Cheung Ek is its name. If you’ve been to Cambodia, you’ve likely been to the killing fields yourself. If not, the slaughter  of one quarter of Cambodia’s population—only 20 years after the end of World War II—may come as a surprise to you.

Today, our team drove about twenty minutes from our home this month to go visit the site that memorializes the millions killed during the Khmer Rouge regime. 

Stepping into the land (memorial) is peaceful. Trees line the dirt paths, and birds chirp freely. The grounds are well-kept, albeit some random tatters of cloth scattered about. 

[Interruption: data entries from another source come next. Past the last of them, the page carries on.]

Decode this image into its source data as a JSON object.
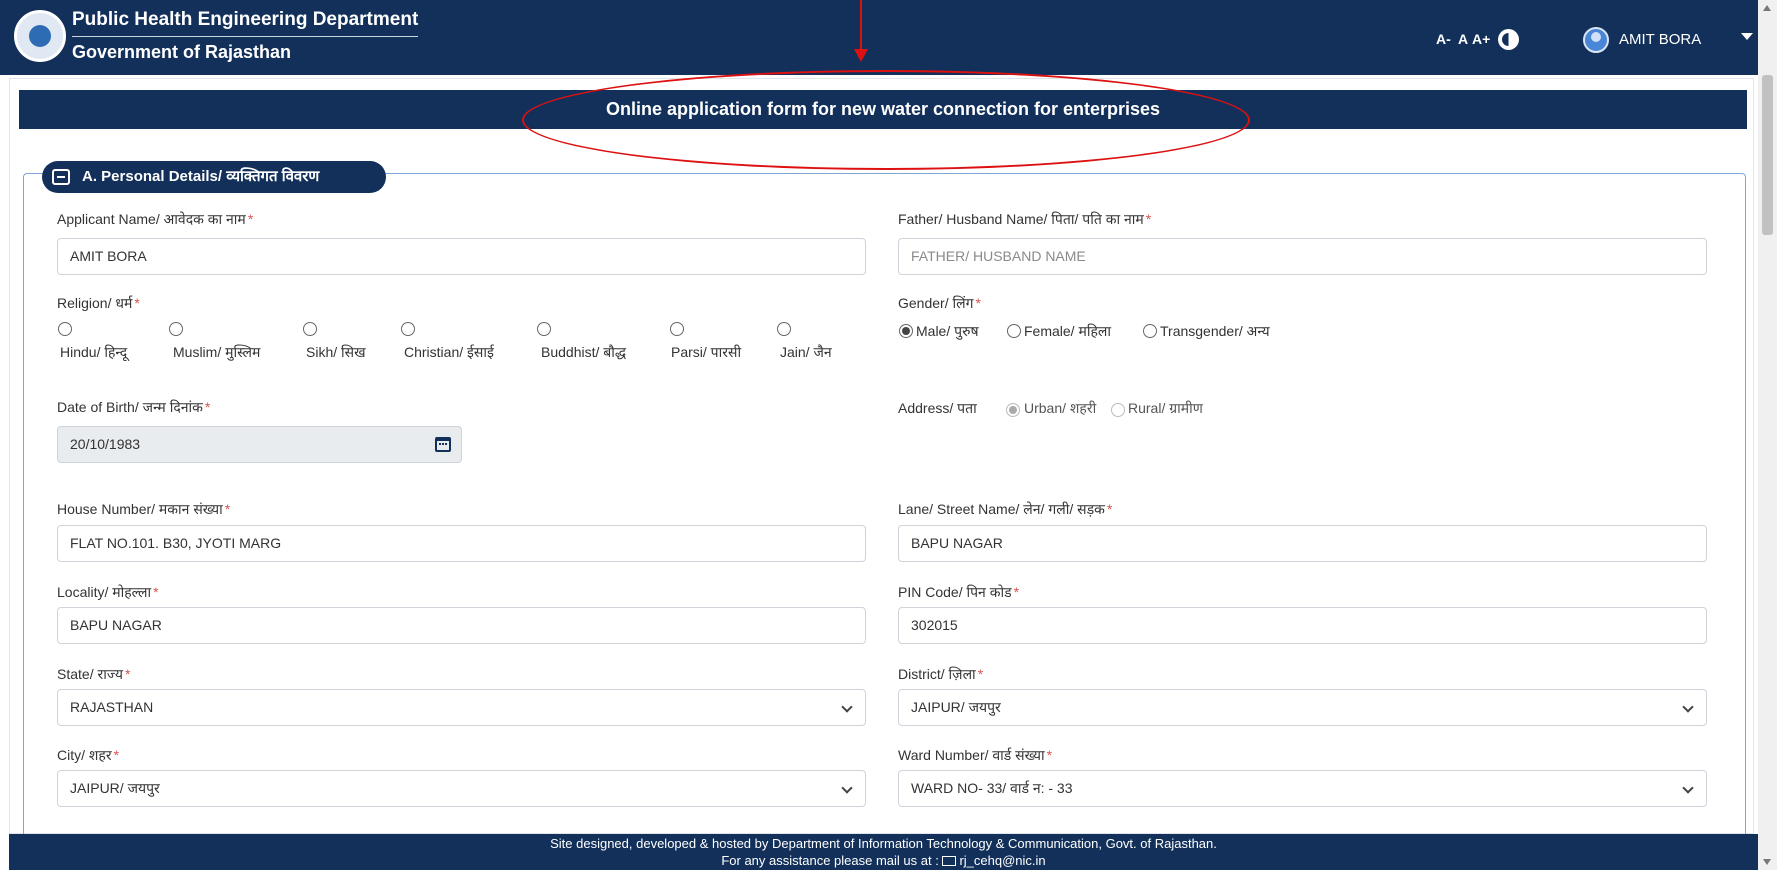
{
  "header": {
    "title": "Public Health Engineering Department",
    "subtitle": "Government of Rajasthan",
    "font_decrease": "A-",
    "font_reset": "A",
    "font_increase": "A+",
    "user_name": "AMIT BORA"
  },
  "banner": {
    "title": "Online application form for new water connection for enterprises"
  },
  "section": {
    "title": "A. Personal Details/ व्यक्तिगत विवरण"
  },
  "fields": {
    "applicant_name": {
      "label": "Applicant Name/ आवेदक का नाम",
      "value": "AMIT BORA"
    },
    "father_name": {
      "label": "Father/ Husband Name/ पिता/ पति का नाम",
      "placeholder": "FATHER/ HUSBAND NAME"
    },
    "religion": {
      "label": "Religion/ धर्म",
      "options": [
        "Hindu/ हिन्दू",
        "Muslim/ मुस्लिम",
        "Sikh/ सिख",
        "Christian/ ईसाई",
        "Buddhist/ बौद्ध",
        "Parsi/ पारसी",
        "Jain/ जैन"
      ],
      "selected": null
    },
    "gender": {
      "label": "Gender/ लिंग",
      "options": [
        "Male/ पुरुष",
        "Female/ महिला",
        "Transgender/ अन्य"
      ],
      "selected": "Male/ पुरुष"
    },
    "dob": {
      "label": "Date of Birth/ जन्म दिनांक",
      "value": "20/10/1983"
    },
    "address": {
      "label": "Address/ पता",
      "options": [
        "Urban/ शहरी",
        "Rural/ ग्रामीण"
      ],
      "selected": "Urban/ शहरी"
    },
    "house_number": {
      "label": "House Number/ मकान संख्या",
      "value": "FLAT NO.101. B30, JYOTI MARG"
    },
    "lane": {
      "label": "Lane/ Street Name/ लेन/ गली/ सड़क",
      "value": "BAPU NAGAR"
    },
    "locality": {
      "label": "Locality/ मोहल्ला",
      "value": "BAPU NAGAR"
    },
    "pin_code": {
      "label": "PIN Code/ पिन कोड",
      "value": "302015"
    },
    "state": {
      "label": "State/ राज्य",
      "value": "RAJASTHAN"
    },
    "district": {
      "label": "District/ ज़िला",
      "value": "JAIPUR/ जयपुर"
    },
    "city": {
      "label": "City/ शहर",
      "value": "JAIPUR/ जयपुर"
    },
    "ward": {
      "label": "Ward Number/ वार्ड संख्या",
      "value": "WARD NO- 33/ वार्ड न: - 33"
    }
  },
  "required_mark": "*",
  "footer": {
    "line1": "Site designed, developed & hosted by Department of Information Technology & Communication, Govt. of Rajasthan.",
    "line2_prefix": "For any assistance please mail us at : ",
    "email": "rj_cehq@nic.in"
  },
  "colors": {
    "primary": "#12305a",
    "annotation": "#dd1111",
    "required": "#d9534f"
  }
}
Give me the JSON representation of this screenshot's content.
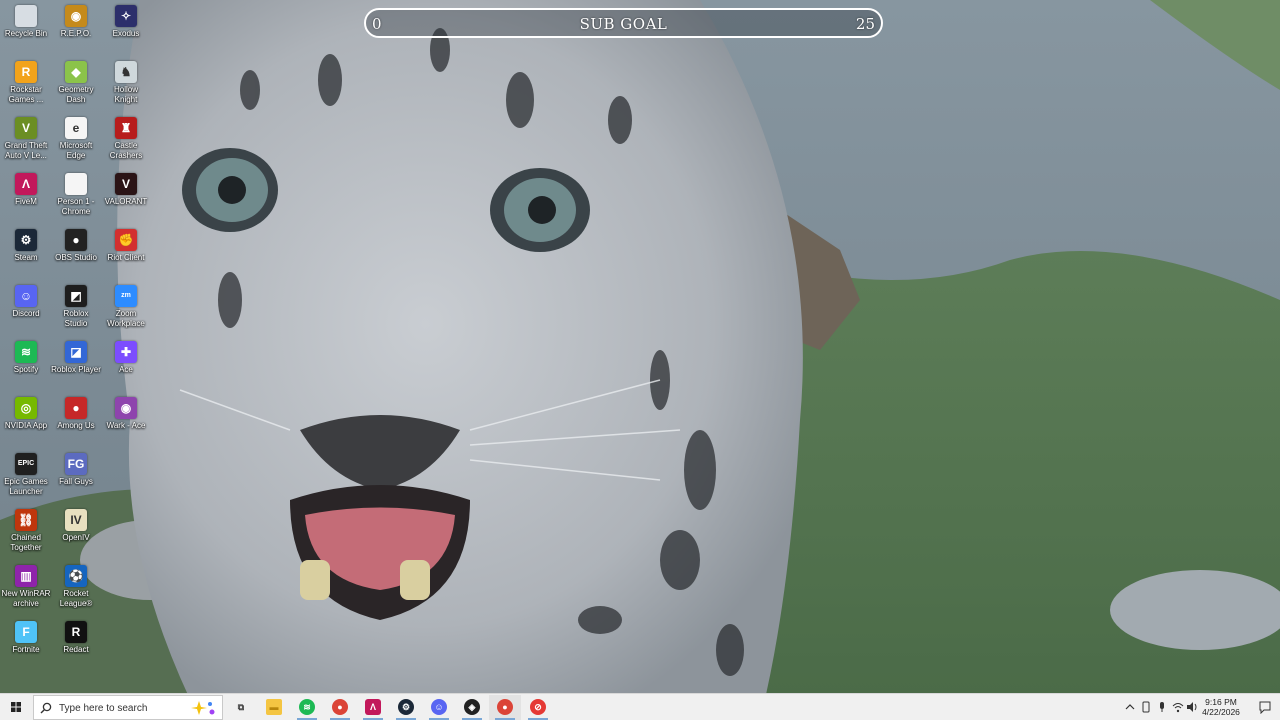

It’s a simple walk with little to see. We have an audio tour, so I listen to stories of Cheung Ek as I stand in the place of old chemical sheds, mass graves, and collections of bone fragments. It’s not a happy place. 

On April 17th, 1975, communist leader Pol Pot made a declaration to Cambodia that would forever shape its future. With the idea of establishing a utopian, agrarian society in Cambodia, the country was demarcated: the “old people”, farmers, peasants, and land workers; and the “new people” those from the cities, with educations or technical training. The Pol Pot regime went to work eviscerating a whole section of society: the “new people”.

To this end, about 1 in every 4 Cambodians were brutally murdered. People who were educated, spoke a foreign language, wore glasses, or had soft hands were included. I hear this and look down at my own hands, lacking callouses from field work. I’m Educated, a glasses-wearer. I would have been considered  a “new person”—a threat to Pol Pot. I keep listening. Loaded into trucks, 50-70 people at a time would be taken to the killing fields. They were told they were being transported to a new home. The new home, as it was, would be their final resting place on earth. 

Khmer Rouge soldiers were often recruited as children and teenagers, taught to view the “new people” as enemies. Hunger, bombing from the Vietnamese war, and any other form of tragedy was all channeled into hatred of the city-dwellers. 

As we walk around the Cheng Ek killing fields, I see a sign that says “don’t step on bone”. Fragments of bone, teeth, and clothing of the victims are continuously unearthed here. I look down and see chips of bone. Clothing of victims is still partially buried along the path where tourists walk to engage with this nations history. 

Toward the end, I take off my shoes to walk into the memorial stupa. This small building, resembling a Buddhist relic house, is filled with skulls from the victims of Cambodia’s genocide. Fragments collected from the 129 killing fields in Cambodia are categorized here. 

“Evidence of death by metal pole” 

“Victims over 60”

“Clothes used to bind, gag, & blindfold victim” 

And then, the one that makes my heart catch in my throat: 

 

“Victims under 20” 

 

These skulls are smaller. Little bodies with much growing yet to do. Many of these people would be in their 40s and 50s now with families and children of their own. Instead, they are on display behind glass, organized by the type of torture and forced used to bring about their death. 

I walk through the tight corners of the building, my eyes consuming with the sight before me of the thousands of lives represented. 

Oh, God, have mercy on us. Awaken us to the spiritual realities of light and dark, and show us who you are. There is no other way to peace exist through you. Bring peace on earth through the revelation of Peace Himself. Amen.